Transformed to Have Fellowship
Here is the link to the message we preached this past Sunday, February 14, 2016 at Bible Baptist Church in Hampton, GA. The subject of the message was the Prodigal Son from Luke 15, who shows us what it is like to misunderstand our heavenly Father. Interestingly enough, the human father in parable (representing our heavenly Father) is full of love for his son and quick to fully forgive.
Due to wrong thinking on the younger son’s part, he was never able to have any type of meaningful fellowship with his father until after he had left, squandered his inheritance and literally became destitute while trying to live as a person in the world, even though he had been born into family that far removed him from such a life.
Upon his return to his father, the Prodigal Son finally began to see the truth about his father. He was more than simply a “fair” man, though he was that. The Prodigal Son’s father was a man filled with love, who was very quick to forgive his son’s treachery.
The upshot of this parable hits us on several levels but for us, the need to pursue and maintain fellowship with God is a theme that runs throughout the entire Bible. We see it in this parable, we see it in Paul’s writings, Peter’s writings, and very clearly in the apostle John’s writings, especially the epistle of 1 John.
We cannot have too much fellowship with God, but just because we have salvation does not necessarily mean we have fellowship with God. That is something we need to work toward. Just as with any relationship, work is required to enter into and maintain fellowship.

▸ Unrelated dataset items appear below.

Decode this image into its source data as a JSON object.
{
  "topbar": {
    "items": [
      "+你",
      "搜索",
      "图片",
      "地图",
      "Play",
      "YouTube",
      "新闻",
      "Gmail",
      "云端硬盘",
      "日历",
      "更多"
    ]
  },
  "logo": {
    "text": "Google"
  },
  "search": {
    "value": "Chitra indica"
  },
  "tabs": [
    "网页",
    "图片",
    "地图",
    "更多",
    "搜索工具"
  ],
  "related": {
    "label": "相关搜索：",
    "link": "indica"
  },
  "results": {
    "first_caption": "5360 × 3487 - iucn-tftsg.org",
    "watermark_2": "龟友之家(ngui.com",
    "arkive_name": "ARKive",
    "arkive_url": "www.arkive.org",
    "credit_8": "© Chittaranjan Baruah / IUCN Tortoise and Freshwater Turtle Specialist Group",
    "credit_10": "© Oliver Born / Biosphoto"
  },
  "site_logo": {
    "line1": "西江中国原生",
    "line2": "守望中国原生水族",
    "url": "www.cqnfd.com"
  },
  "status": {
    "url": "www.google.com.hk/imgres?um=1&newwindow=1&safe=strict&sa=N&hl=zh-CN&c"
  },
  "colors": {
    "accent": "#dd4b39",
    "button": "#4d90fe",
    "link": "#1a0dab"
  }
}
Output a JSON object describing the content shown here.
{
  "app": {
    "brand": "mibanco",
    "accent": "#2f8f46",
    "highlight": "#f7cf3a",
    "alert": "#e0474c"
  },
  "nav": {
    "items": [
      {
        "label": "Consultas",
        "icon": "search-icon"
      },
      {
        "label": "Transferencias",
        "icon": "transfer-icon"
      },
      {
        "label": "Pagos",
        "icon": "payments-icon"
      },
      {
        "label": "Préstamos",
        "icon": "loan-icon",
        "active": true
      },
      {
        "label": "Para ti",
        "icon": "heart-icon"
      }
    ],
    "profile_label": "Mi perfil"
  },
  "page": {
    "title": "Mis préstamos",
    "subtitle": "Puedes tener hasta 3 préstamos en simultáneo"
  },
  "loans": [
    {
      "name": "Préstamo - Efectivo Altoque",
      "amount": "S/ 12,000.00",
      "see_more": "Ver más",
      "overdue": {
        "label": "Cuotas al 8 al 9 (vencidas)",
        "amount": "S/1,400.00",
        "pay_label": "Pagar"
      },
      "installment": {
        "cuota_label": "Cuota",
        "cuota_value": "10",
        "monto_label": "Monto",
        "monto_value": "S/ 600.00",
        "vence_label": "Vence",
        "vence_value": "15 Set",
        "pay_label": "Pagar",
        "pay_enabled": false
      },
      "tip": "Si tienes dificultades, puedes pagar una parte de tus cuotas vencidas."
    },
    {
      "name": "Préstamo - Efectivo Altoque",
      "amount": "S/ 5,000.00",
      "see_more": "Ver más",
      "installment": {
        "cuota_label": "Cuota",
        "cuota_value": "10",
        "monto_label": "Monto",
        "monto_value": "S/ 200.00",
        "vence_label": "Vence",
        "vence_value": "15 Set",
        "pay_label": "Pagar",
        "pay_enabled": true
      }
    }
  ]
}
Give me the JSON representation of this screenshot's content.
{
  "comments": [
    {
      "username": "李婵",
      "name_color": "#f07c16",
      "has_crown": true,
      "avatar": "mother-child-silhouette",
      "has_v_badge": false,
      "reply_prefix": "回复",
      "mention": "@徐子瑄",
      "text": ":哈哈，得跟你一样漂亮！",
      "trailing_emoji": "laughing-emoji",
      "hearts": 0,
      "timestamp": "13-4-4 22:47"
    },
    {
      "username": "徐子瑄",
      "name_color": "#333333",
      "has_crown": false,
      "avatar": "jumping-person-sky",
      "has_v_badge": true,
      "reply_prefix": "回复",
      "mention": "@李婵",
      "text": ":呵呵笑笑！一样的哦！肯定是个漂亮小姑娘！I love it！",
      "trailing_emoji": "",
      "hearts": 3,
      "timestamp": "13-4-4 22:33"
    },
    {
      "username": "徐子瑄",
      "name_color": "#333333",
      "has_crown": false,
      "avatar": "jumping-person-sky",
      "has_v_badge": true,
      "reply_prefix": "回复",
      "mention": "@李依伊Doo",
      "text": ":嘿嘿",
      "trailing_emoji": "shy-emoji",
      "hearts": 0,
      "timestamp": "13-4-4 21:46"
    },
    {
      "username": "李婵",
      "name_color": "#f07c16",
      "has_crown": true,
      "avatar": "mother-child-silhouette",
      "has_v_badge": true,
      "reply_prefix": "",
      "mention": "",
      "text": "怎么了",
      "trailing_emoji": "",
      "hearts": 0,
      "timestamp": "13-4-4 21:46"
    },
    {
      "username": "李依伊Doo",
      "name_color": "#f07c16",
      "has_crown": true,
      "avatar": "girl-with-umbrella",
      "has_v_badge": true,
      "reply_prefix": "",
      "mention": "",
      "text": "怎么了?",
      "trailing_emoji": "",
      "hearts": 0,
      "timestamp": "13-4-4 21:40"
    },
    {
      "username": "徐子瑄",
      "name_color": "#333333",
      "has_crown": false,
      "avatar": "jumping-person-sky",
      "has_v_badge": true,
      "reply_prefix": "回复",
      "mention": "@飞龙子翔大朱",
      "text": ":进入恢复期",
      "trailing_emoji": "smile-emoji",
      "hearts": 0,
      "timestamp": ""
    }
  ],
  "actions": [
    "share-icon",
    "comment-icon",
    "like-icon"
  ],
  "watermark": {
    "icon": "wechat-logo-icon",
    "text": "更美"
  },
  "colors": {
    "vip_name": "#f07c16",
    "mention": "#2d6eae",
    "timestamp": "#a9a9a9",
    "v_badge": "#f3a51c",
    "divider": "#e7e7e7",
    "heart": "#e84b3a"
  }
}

Just because a person has a certificate of marriage and they were actually married on their wedding day does not guarantee that the two newlyweds will enjoy fellowship. They have the right to it and the potential for it, but it is something they must pursue and work at or they will likely experience little to no fellowship.
The wedding day only legally changes the status of two people who go from being unmarried to married with all the rights and privileges connected to it. But the wedding itself occurs on one particular day for a short time. Once that is over, the actual marriage begins and it is there that people will either excel at or fail at fellowship.
Christians who have salvation do not necessarily have fellowship. They have the potential for it and the right to it, but there is no guarantee that each and every Christian will enjoy fellowship with God. When we become saved, our legal status is changed by God from unrighteous to righteous (2 Corinthians 5:21). This status can never change back to that of being unrighteous again as a legal standing before God. Certainly, if Christians are not careful, they can (and too often do) live carnal, immature lives before God because they fail to realize that they are supposed to actually pursue fellowship with God. It is not automatic.
The message preached this past Sunday goes into more detail, but these are the highlights. I hope and pray that you benefit from what I share.